Daily thoughts during this worldwide crisis.
One sure path to disaster is a misunderstanding of independence. Some of us get there tragically because those whom we should have been able to rely upon have let us down. Some get there through pride and thinking that we are always “the smartest person in the room.” Some are simply hard-headed and come to the ridiculous conclusion, “No one is telling me what to do!”
It is a great tragedy to be in a hard place in life and conclude that I must solve it on my own. Too many people have decided that asking for help is a sign of weakness when it is really a sign of strength and wisdom. It is true that asking required humility. That type of humility will cause us to be lifted up and strengthened.
To do well in life we all need to find people who are better than us, smarter than us, and wiser that us.
Let not loyalty and faithfulness forsake you;
bind them about your neck,
write them on the tablet of your heart.
So you will find favor and good repute
in the sight of God and man.
Trust in the LORD with all your heart,
and do not rely on your own insight.
In all your ways acknowledge him,
and he will make straight your paths.
Be not wise in your own eyes;
fear the LORD, and turn away from evil.
It will be healing to your flesh
and refreshment to your bones.
How does one get wisdom and knowledge in a time and place where there are very few books – or none at all? This is relevant as we read Proverbs. It would have been necessary to listen to the older generations who had committed stories and poems to memory. It would have been necessary to attend the public reading of texts – in this case what we call the Old Testament. It would have meant reading these texts and then hearing how their truth interacted with the lives of the hearers.
The wisdom of Proverbs has as much to do with what we do with our hands as our minds. Wisdom does not sit around thinking and doling out sound advice. Wisdom learns skills that can sustain a life and contribute to society. The creation exhibits the wisdom and knowledge of God.
What we do with our lives, our skills and vocations are wisdom that can be seen. This is wisdom that keeps us engaged in life, useful to others, and helps us sleep well at night.
The LORD by wisdom founded the earth;
by understanding he established the heavens;
by his knowledge the deeps broke forth,
and the clouds drop down the dew.
My son, keep sound wisdom and discretion;
let them not escape from your sight,
and they will be life for your soul
and adornment for your neck.
Then you will walk on your way securely
and your foot will not stumble.
If you sit down, you will not be afraid;
when you lie down, your sleep will be sweet.

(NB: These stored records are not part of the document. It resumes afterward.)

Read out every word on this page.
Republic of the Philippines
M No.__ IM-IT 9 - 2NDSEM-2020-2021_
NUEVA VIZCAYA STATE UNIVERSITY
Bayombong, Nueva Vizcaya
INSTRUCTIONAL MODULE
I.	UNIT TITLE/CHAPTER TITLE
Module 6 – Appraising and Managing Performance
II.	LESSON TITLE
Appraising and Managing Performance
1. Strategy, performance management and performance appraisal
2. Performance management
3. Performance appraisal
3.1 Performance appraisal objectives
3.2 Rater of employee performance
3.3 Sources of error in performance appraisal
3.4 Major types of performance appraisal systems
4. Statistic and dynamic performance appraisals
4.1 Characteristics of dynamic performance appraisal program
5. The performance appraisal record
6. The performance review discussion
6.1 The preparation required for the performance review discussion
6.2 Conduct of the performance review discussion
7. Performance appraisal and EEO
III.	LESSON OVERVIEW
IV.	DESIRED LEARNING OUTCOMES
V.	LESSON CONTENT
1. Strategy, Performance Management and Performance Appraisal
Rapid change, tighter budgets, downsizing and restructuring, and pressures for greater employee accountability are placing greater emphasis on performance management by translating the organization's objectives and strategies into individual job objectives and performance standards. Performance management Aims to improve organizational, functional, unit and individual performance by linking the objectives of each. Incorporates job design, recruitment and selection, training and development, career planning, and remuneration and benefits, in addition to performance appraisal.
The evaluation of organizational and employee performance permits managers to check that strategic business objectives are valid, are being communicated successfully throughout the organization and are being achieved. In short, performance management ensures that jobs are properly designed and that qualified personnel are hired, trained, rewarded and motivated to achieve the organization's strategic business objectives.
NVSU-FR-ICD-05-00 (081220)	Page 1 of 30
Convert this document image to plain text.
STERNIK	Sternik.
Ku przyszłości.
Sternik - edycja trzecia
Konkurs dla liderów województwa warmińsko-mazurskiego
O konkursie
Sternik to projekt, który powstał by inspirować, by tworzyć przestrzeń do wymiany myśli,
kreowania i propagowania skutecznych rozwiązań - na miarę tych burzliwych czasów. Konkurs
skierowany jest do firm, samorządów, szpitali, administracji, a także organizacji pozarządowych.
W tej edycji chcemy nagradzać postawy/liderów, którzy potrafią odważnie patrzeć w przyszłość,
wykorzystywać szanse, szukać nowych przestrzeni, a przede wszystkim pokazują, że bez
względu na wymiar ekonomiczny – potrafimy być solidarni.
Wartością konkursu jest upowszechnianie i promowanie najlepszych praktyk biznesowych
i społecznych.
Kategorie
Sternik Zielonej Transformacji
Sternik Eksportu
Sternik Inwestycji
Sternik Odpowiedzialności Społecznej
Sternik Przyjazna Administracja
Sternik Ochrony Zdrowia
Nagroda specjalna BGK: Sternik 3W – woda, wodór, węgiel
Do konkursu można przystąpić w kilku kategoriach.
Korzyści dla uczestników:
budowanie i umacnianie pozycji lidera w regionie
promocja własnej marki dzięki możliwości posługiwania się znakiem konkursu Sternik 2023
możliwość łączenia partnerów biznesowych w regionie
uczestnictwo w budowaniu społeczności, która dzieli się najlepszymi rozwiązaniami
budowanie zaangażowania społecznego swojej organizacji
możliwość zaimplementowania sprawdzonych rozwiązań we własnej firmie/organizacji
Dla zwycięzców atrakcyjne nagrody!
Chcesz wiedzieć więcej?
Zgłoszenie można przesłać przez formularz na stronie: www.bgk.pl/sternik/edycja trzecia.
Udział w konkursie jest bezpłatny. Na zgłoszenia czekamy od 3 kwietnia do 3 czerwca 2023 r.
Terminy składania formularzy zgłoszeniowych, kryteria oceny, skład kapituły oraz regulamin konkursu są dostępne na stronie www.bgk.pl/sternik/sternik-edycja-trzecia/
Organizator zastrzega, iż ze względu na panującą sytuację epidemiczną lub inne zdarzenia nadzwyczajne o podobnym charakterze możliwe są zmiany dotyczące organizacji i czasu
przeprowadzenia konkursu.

Nothing of value happens without purpose. Those serendipities that are dropped in our path can come as pleasant surprises, but they happen as we are pursuing a goal or a virtue. The beginning of anything is to decide to get it.
It begins with a desire to learn and grow. Wisdom opens life to us in ways that we can never imagine at the beginning. Teach this to our children by living it.
The beginning of wisdom is this: Get wisdom,
and whatever you get, get insight.
Words are slippery things. They are apt to be misunderstood in many ways. They may be misunderstood in force because they have changed over time or are used differently in different parts of the world. They may be misunderstood in context. The word “passion” comes to mind. Depending upon whether one is speaking in a motivational class or a church will skew how it initially hits our ears.
The word “wicked” (unless one is a fan of musicals) generally carries with it some form of willful malevolence. One definition of wicked is “morally wrong.” By that standard all of us have some familiarity with such thoughts and action. This is not to lessen its force but to help us stop firing that word at others without ever a thought that it may apply personally.
Wisdom helps us along the path of righteousness. To ignore wisdom is to risk stumbling along the path of wickedness. We all have blind spots. We all have failed to pursue wisdom. Some live in a world where the path of wisdom is hidden from them by those who should be helping. This is the reason we must be patient with each other, occasionally beyond what seems reasonable.
To paraphrase G.K. Chesterton, “The danger of not believing in God is not that we believe in nothing, but that we believe in everything.” Without some sort of moral anchor, the path of wickedness opens is giant maw to gladly receive us. Seek wisdom.
Jesus guides us in the way of wisdom in the Sermon on the Mount, then says, “Enter by the narrow gate; for the gate is wide and the way is easy, that leads to destruction, and those who enter by it are many.” (Mt. 7:13)
But the path of the righteous is like the light of dawn,
which shines brighter and brighter until full day.
The way of the wicked is like deep darkness;
they do not know over what they stumble.